The city is mentioned in the second "iter" of Antonine's Itinerary, under its ancient name of Durovernum or Duroverno, a word supposed to be compounded of dour, "water," and vern, which has been variously interpreted to mean "temple," "marshes," or "alders."
Its position is described as fifty-two miles distant from London, fourteen from Dover, sixteen from Lympne, and twelve from Richborough; and the road from London to each of these last-named places divided itself at this point into three, crossing the ford of the River Stour, so that it would be a natural station for troops on the march.
The Egyptian geographer, Ptolemy, apparently writing about the middle of the second century, gives Durĕnum as one of the three cities of the Cantii; while in the fragmentary map known as the Tabula Peutingerii (called so from Conrad Peutinger, in whose library it was found, and supposed to have been compiled about the time of the Emperor Theodosius the younger) it is put down as "Buroaverus," evidently a corruption of copyists, with the conventional mark usually attached to a city or fortress of considerable size.
Horsley, in his Britannia Romana, suggests that Canterbury was the fortress taken by the seventh legion after Julius Cæsar's second landing; but this is purely conjectural, and founded on the mistaken belief that Cæsar landed at Richborough. Even though the fact is not directly mentioned in the "Notitia Imperii" (enumerating the garrisons of the Empire), it is far from impossible that at some period or other during the first four centuries there were some Roman soldiers quartered for a considerable time at Canterbury. If not wholly or partially surrounded by walls (which is more than probable), the city was at any rate defended by earthworks, and we have evidences of a fortified position held by the Romans immediately above the Whitehall marshes, north-west of the city; and of a stronghold or fort of masonry on the so-called Scotland Hills overlooking the Reed Pond.
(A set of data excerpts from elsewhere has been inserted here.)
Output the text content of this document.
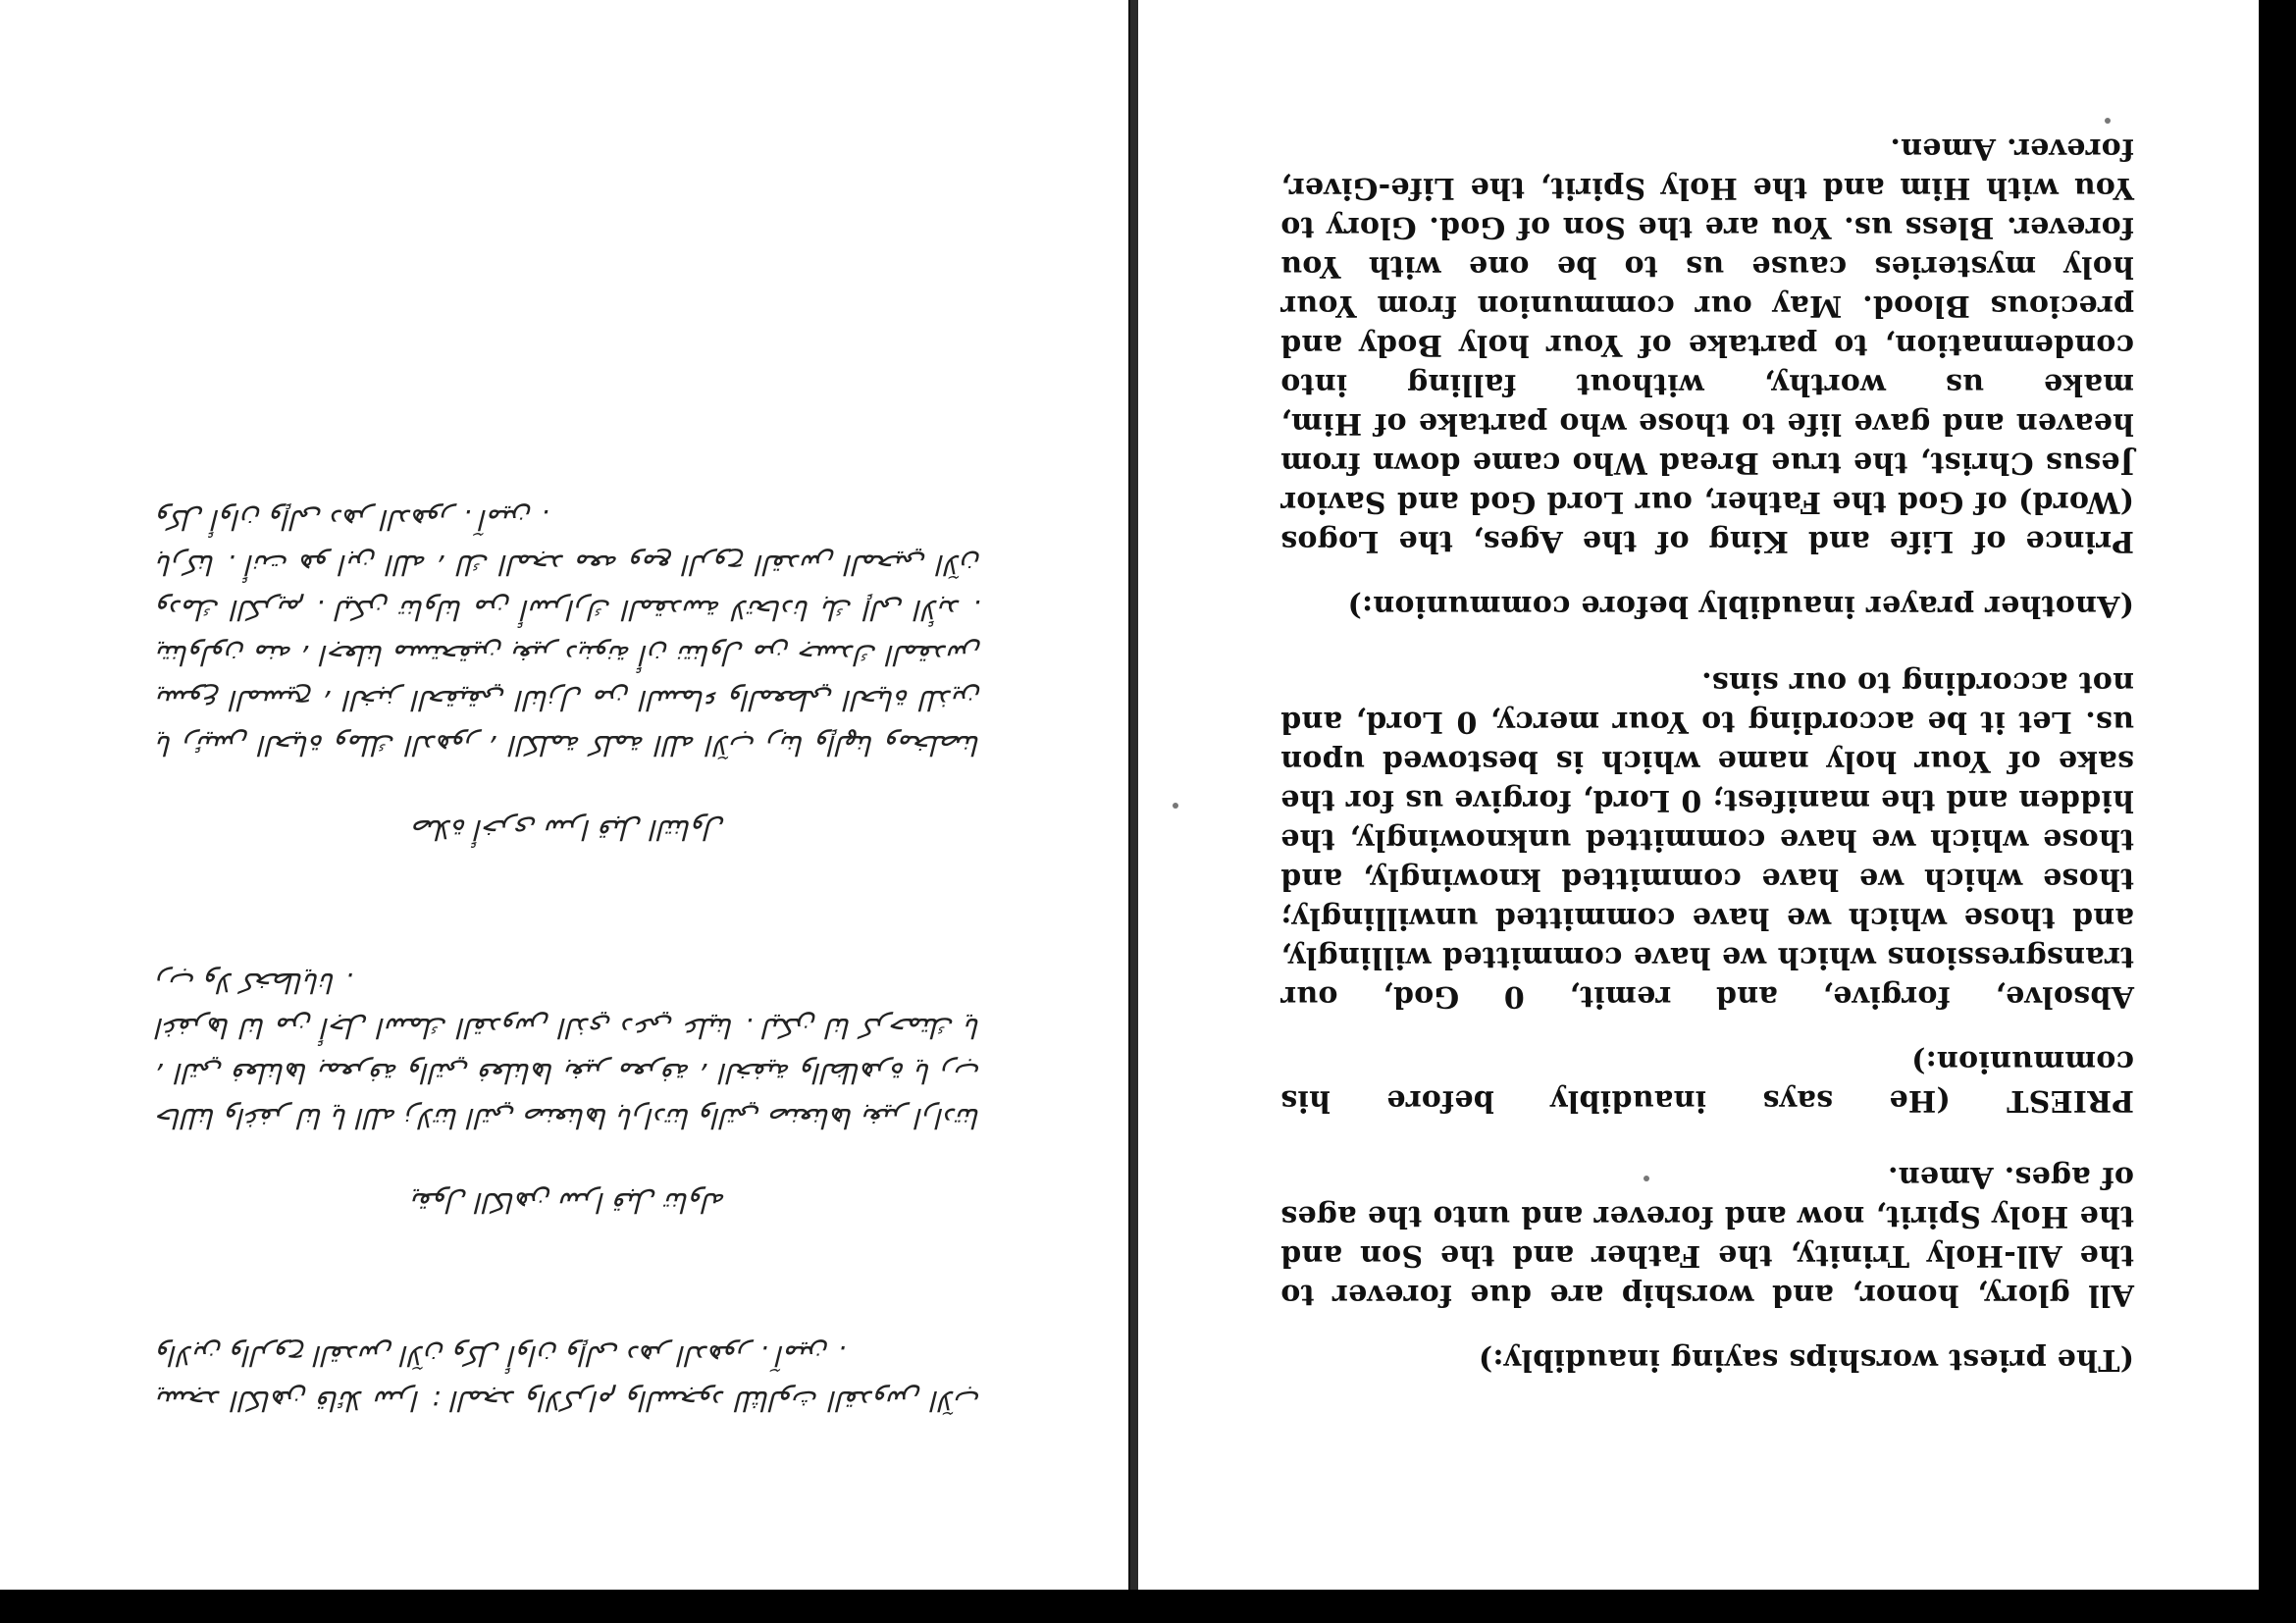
يسجد الكاهن قائلا سرا : المجد والاكرام والسجود للثالوث القدوس الآب والابن والروح القدس الآن وكل أوان وإلى دهر الدهور . آمين .

يقول الكاهن سرا قبل تناوله

حاللنا واغفر لنا يا الله زلاتنا التي صنعناها بارادتنا والتي صنعناها بغير ارادتنا ، التي فعلناها بمعرفة والتي فعلناها بغير معرفة ، الخفية والظاهرة يا رب اغفرها لنا من أجل اسمك القدوس الذي دعي علينا . ليكن لنا كرحمتك يا رب ولا كخطايانا .

صلاة أخرى سرا قبل التناول

يا رئيس الحياة وملك الدهور ، الكلمة كلمة الله الآب ربنا وإلهنا ومخلصنا يسوع المسيح ، الخبز الحقيقي النازل من السماء والمعطي الحياة للذين يتناولون منه ، اجعلنا مستحقين بغير دينونة أن نتناول من جسدك المقدس ودمك الكريم . ليكن تناولنا من أسرارك المقدسة لاتحادنا بك إلى الأبد . باركنا . أنت هو ابن الله ، لك المجد معه ومع الروح القدس المحيي الآن وكل أوان وإلى دهر الدهور . آمين .

(The priest worships saying inaudibly:)

All glory, honor, and worship are due forever to the All-Holy Trinity, the Father and the Son and the Holy Spirit, now and forever and unto the ages of ages. Amen.

PRIEST (He says inaudibly before his communion:)

Absolve, forgive, and remit, 0 God, our transgressions which we have committed willingly, and those which we have committed unwillingly; those which we have committed knowingly, and those which we have committed unknowingly, the hidden and the manifest; 0 Lord, forgive us for the sake of Your holy name which is bestowed upon us. Let it be according to Your mercy, 0 Lord, and not according to our sins.

(Another prayer inaudibly before communion:)

Prince of Life and King of the Ages, the Logos (Word) of God the Father, our Lord God and Savior Jesus Christ, the true Bread Who came down from heaven and gave life to those who partake of Him, make us worthy, without falling into condemnation, to partake of Your holy Body and precious Blood. May our communion from Your holy mysteries cause us to be one with You forever. Bless us. You are the Son of God. Glory to You with Him and the Holy Spirit, the Life-Giver, forever. Amen.
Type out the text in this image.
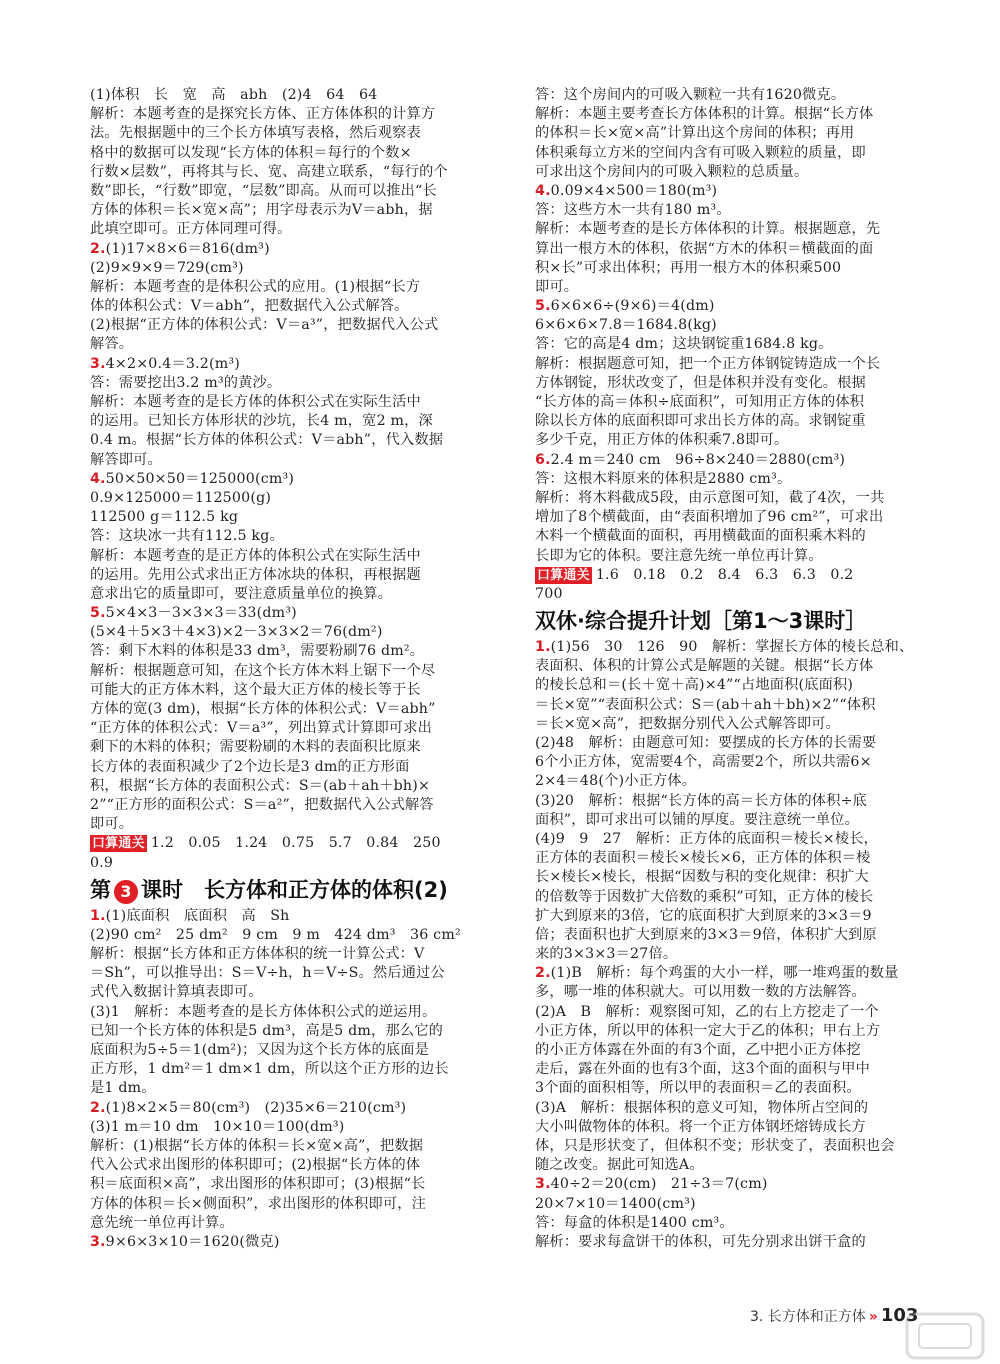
(1)体积　长　宽　高　abh　(2)4　64　64
解析：本题考查的是探究长方体、正方体体积的计算方
法。先根据题中的三个长方体填写表格，然后观察表
格中的数据可以发现“长方体的体积＝每行的个数×
行数×层数”，再将其与长、宽、高建立联系，“每行的个
数”即长，“行数”即宽，“层数”即高。从而可以推出“长
方体的体积＝长×宽×高”；用字母表示为V＝abh，据
此填空即可。正方体同理可得。
2.(1)17×8×6＝816(dm³)
(2)9×9×9＝729(cm³)
解析：本题考查的是体积公式的应用。(1)根据“长方
体的体积公式：V＝abh”，把数据代入公式解答。
(2)根据“正方体的体积公式：V＝a³”，把数据代入公式
解答。
3.4×2×0.4＝3.2(m³)
答：需要挖出3.2 m³的黄沙。
解析：本题考查的是长方体的体积公式在实际生活中
的运用。已知长方体形状的沙坑，长4 m，宽2 m，深
0.4 m。根据“长方体的体积公式：V＝abh”，代入数据
解答即可。
4.50×50×50＝125000(cm³)
0.9×125000＝112500(g)
112500 g＝112.5 kg
答：这块冰一共有112.5 kg。
解析：本题考查的是正方体的体积公式在实际生活中
的运用。先用公式求出正方体冰块的体积，再根据题
意求出它的质量即可，要注意质量单位的换算。
5.5×4×3－3×3×3＝33(dm³)
(5×4＋5×3＋4×3)×2－3×3×2＝76(dm²)
答：剩下木料的体积是33 dm³，需要粉刷76 dm²。
解析：根据题意可知，在这个长方体木料上锯下一个尽
可能大的正方体木料，这个最大正方体的棱长等于长
方体的宽(3 dm)，根据“长方体的体积公式：V＝abh”
“正方体的体积公式：V＝a³”，列出算式计算即可求出
剩下的木料的体积；需要粉刷的木料的表面积比原来
长方体的表面积减少了2个边长是3 dm的正方形面
积，根据“长方体的表面积公式：S＝(ab＋ah＋bh)×
2”“正方形的面积公式：S＝a²”，把数据代入公式解答
即可。
口算通关 1.2　0.05　1.24　0.75　5.7　0.84　250
0.9
第 3 课时　长方体和正方体的体积(2)
1.(1)底面积　底面积　高　Sh
(2)90 cm²　25 dm²　9 cm　9 m　424 dm³　36 cm²
解析：根据“长方体和正方体体积的统一计算公式：V
＝Sh”，可以推导出：S＝V÷h，h＝V÷S。然后通过公
式代入数据计算填表即可。
(3)1　解析：本题考查的是长方体体积公式的逆运用。
已知一个长方体的体积是5 dm³，高是5 dm，那么它的
底面积为5÷5＝1(dm²)；又因为这个长方体的底面是
正方形，1 dm²＝1 dm×1 dm，所以这个正方形的边长
是1 dm。
2.(1)8×2×5＝80(cm³)　(2)35×6＝210(cm³)
(3)1 m＝10 dm　10×10＝100(dm³)
解析：(1)根据“长方体的体积＝长×宽×高”，把数据
代入公式求出图形的体积即可；(2)根据“长方体的体
积＝底面积×高”，求出图形的体积即可；(3)根据“长
方体的体积＝长×侧面积”，求出图形的体积即可，注
意先统一单位再计算。
3.9×6×3×10＝1620(微克)
答：这个房间内的可吸入颗粒一共有1620微克。
解析：本题主要考查长方体体积的计算。根据“长方体
的体积＝长×宽×高”计算出这个房间的体积；再用
体积乘每立方米的空间内含有可吸入颗粒的质量，即
可求出这个房间内的可吸入颗粒的总质量。
4.0.09×4×500＝180(m³)
答：这些方木一共有180 m³。
解析：本题考查的是长方体体积的计算。根据题意，先
算出一根方木的体积，依据“方木的体积＝横截面的面
积×长”可求出体积；再用一根方木的体积乘500
即可。
5.6×6×6÷(9×6)＝4(dm)
6×6×6×7.8＝1684.8(kg)
答：它的高是4 dm；这块钢锭重1684.8 kg。
解析：根据题意可知，把一个正方体钢锭铸造成一个长
方体钢锭，形状改变了，但是体积并没有变化。根据
“长方体的高＝体积÷底面积”，可知用正方体的体积
除以长方体的底面积即可求出长方体的高。求钢锭重
多少千克，用正方体的体积乘7.8即可。
6.2.4 m＝240 cm　96÷8×240＝2880(cm³)
答：这根木料原来的体积是2880 cm³。
解析：将木料截成5段，由示意图可知，截了4次，一共
增加了8个横截面，由“表面积增加了96 cm²”，可求出
木料一个横截面的面积，再用横截面的面积乘木料的
长即为它的体积。要注意先统一单位再计算。
口算通关 1.6　0.18　0.2　8.4　6.3　6.3　0.2
700
双休·综合提升计划［第1～3课时］
1.(1)56　30　126　90　解析：掌握长方体的棱长总和、
表面积、体积的计算公式是解题的关键。根据“长方体
的棱长总和＝(长＋宽＋高)×4”“占地面积(底面积)
＝长×宽”“表面积公式：S＝(ab＋ah＋bh)×2”“体积
＝长×宽×高”，把数据分别代入公式解答即可。
(2)48　解析：由题意可知：要摆成的长方体的长需要
6个小正方体，宽需要4个，高需要2个，所以共需6×
2×4＝48(个)小正方体。
(3)20　解析：根据“长方体的高＝长方体的体积÷底
面积”，即可求出可以铺的厚度。要注意统一单位。
(4)9　9　27　解析：正方体的底面积＝棱长×棱长，
正方体的表面积＝棱长×棱长×6，正方体的体积＝棱
长×棱长×棱长，根据“因数与积的变化规律：积扩大
的倍数等于因数扩大倍数的乘积”可知，正方体的棱长
扩大到原来的3倍，它的底面积扩大到原来的3×3＝9
倍；表面积也扩大到原来的3×3＝9倍，体积扩大到原
来的3×3×3＝27倍。
2.(1)B　解析：每个鸡蛋的大小一样，哪一堆鸡蛋的数量
多，哪一堆的体积就大。可以用数一数的方法解答。
(2)A　B　解析：观察图可知，乙的右上方挖走了一个
小正方体，所以甲的体积一定大于乙的体积；甲右上方
的小正方体露在外面的有3个面，乙中把小正方体挖
走后，露在外面的也有3个面，这3个面的面积与甲中
3个面的面积相等，所以甲的表面积＝乙的表面积。
(3)A　解析：根据体积的意义可知，物体所占空间的
大小叫做物体的体积。将一个正方体钢坯熔铸成长方
体，只是形状变了，但体积不变；形状变了，表面积也会
随之改变。据此可知选A。
3.40÷2＝20(cm)　21÷3＝7(cm)
20×7×10＝1400(cm³)
答：每盒的体积是1400 cm³。
解析：要求每盒饼干的体积，可先分别求出饼干盒的
3. 长方体和正方体 » 103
Whether much stress be laid on this or not, one fact is absolutely certain, that the extensive Roman foundations discovered by Mr Pilbrow while constructing the deep-drainage system of the city in 1868, the number of Roman tesselated pavements, coins, and other relics found at various periods, and the traces of Roman cemeteries, abundantly prove that Durovernum developed at length into a large and populous place.